The configuration files for reproducing our experiments with SpERT are located in ./spert/configs. There are train and eval configuration files for each of the experiments. To facilitate the use of the coarse-grained corpus for pre-fine-tuning before fine-tuning on the fine-grained corpus, see the section below. In general, the SpERT experiments are split into three stages:

  1. Training and evaluating on the fine-grained corpus (gold; maintie_g_*),
  2. Training on the coarse-grained corpus (silver; maintie_s_*) to produce MaintIE base-models for subsequent fine-tuning on the fine-grained corpus, and
  3. Training and evaluating on the fine-grained corpus using the pre-fine-tuned MaintIE base model (maintie_gs_*). Note: gs refers to gold silver which denotes the combined use of the corpora.

Creating the SpERT MaintIE Base Model

To create the MaintIE base model simply run SpERT with the maintie_s_*_train.conf training configurations. This will produce a model pre-fine-tuned on the coarse-grained corpus. These pre-fine-tuned models are then used as the base model the maintie_gs_*_train.conf configurations. More details of the s configurations are given below.

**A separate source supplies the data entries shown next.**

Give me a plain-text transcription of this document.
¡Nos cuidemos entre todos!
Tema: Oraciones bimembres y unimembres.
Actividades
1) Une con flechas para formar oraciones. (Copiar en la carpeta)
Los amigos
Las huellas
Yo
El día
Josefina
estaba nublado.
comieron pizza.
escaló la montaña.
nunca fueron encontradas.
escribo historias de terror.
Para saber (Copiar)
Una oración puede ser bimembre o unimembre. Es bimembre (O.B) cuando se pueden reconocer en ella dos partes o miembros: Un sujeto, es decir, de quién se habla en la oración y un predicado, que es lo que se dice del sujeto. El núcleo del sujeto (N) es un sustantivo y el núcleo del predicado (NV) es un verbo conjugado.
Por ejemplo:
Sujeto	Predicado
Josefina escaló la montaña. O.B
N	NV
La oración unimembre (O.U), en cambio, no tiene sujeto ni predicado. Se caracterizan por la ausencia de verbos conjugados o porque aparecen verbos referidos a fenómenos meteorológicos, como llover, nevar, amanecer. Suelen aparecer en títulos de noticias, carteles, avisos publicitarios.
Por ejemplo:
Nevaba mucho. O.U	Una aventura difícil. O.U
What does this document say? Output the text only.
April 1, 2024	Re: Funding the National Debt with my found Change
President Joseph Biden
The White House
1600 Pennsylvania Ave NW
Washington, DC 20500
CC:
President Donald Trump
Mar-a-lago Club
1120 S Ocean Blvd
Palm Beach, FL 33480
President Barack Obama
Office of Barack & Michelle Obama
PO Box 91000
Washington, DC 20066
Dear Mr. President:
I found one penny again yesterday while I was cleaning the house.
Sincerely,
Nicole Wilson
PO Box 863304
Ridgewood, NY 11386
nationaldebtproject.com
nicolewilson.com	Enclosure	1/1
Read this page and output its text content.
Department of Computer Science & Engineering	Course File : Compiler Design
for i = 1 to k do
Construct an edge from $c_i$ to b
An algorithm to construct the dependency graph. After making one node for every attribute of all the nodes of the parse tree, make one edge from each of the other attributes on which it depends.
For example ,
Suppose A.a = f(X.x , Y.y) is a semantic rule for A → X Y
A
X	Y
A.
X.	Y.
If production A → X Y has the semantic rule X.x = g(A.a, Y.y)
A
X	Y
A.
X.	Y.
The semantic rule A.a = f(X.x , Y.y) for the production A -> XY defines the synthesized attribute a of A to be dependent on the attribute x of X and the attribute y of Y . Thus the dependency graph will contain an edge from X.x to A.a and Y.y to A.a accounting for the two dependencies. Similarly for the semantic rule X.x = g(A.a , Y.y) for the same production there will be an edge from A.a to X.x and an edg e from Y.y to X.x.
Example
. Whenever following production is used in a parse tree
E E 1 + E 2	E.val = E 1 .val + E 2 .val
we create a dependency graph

For the untyped case, we use the base model trained without types. For the other three levels, we use the base model trained

  • Level 0: base model is the SpERT model trained on the coarse-grained corpus with an output layer of 1 entity type. The dataset used is truncated to 1 entity type. maintie_s_0_train.conf
  • Level 1: base model is the SpERT model trained on the coarse-grained corpus with an output layer of 5 entity types. maintie_s_1_train.conf
  • Level 2: base model is the SpERT model trained on the coarse-grained corpus with an output layer of 32 entity types. maintie_s_2_train.conf
  • Level 3: base model is the SpERT model trained on the coarse-grained corpus with an output layer of 224 entity types. maintie_s_3_train.conf

Notes

  • After training each model, you will need to update the respective eval.conf model_path key to the path of the final_model for each experiment. This will use the trained model for evaluation.
  • gs configs should have s models as model_path and tokenizer_path. The train/valid path should be to the g data. The types are to the s data incase any order has changed (the types link the types to the entities/relations; the order in train/valid don't matter as they are just strings.)

Experiments

Experiment Training Command
FG-0 python ./spert.py train --config configs/maintie_g_0.conf
FG-1 python ./spert.py train --config configs/maintie_g_1.conf
FG-2 python ./spert.py train --config configs/maintie_g_2.conf
FG-3 python ./spert.py train --config configs/maintie_g_3.conf
CG+FG-0 python ./spert.py train --config configs/maintie_gs_0.conf
CG+FG-1 python ./spert.py train --config configs/maintie_gs_1.conf
CG+FG-2 python ./spert.py train --config configs/maintie_gs_2.conf
CG+FG-3 python ./spert.py train --config configs/maintie_gs_3.conf

Note: g refers to gold corpus, gs refers to gold+silver corpus.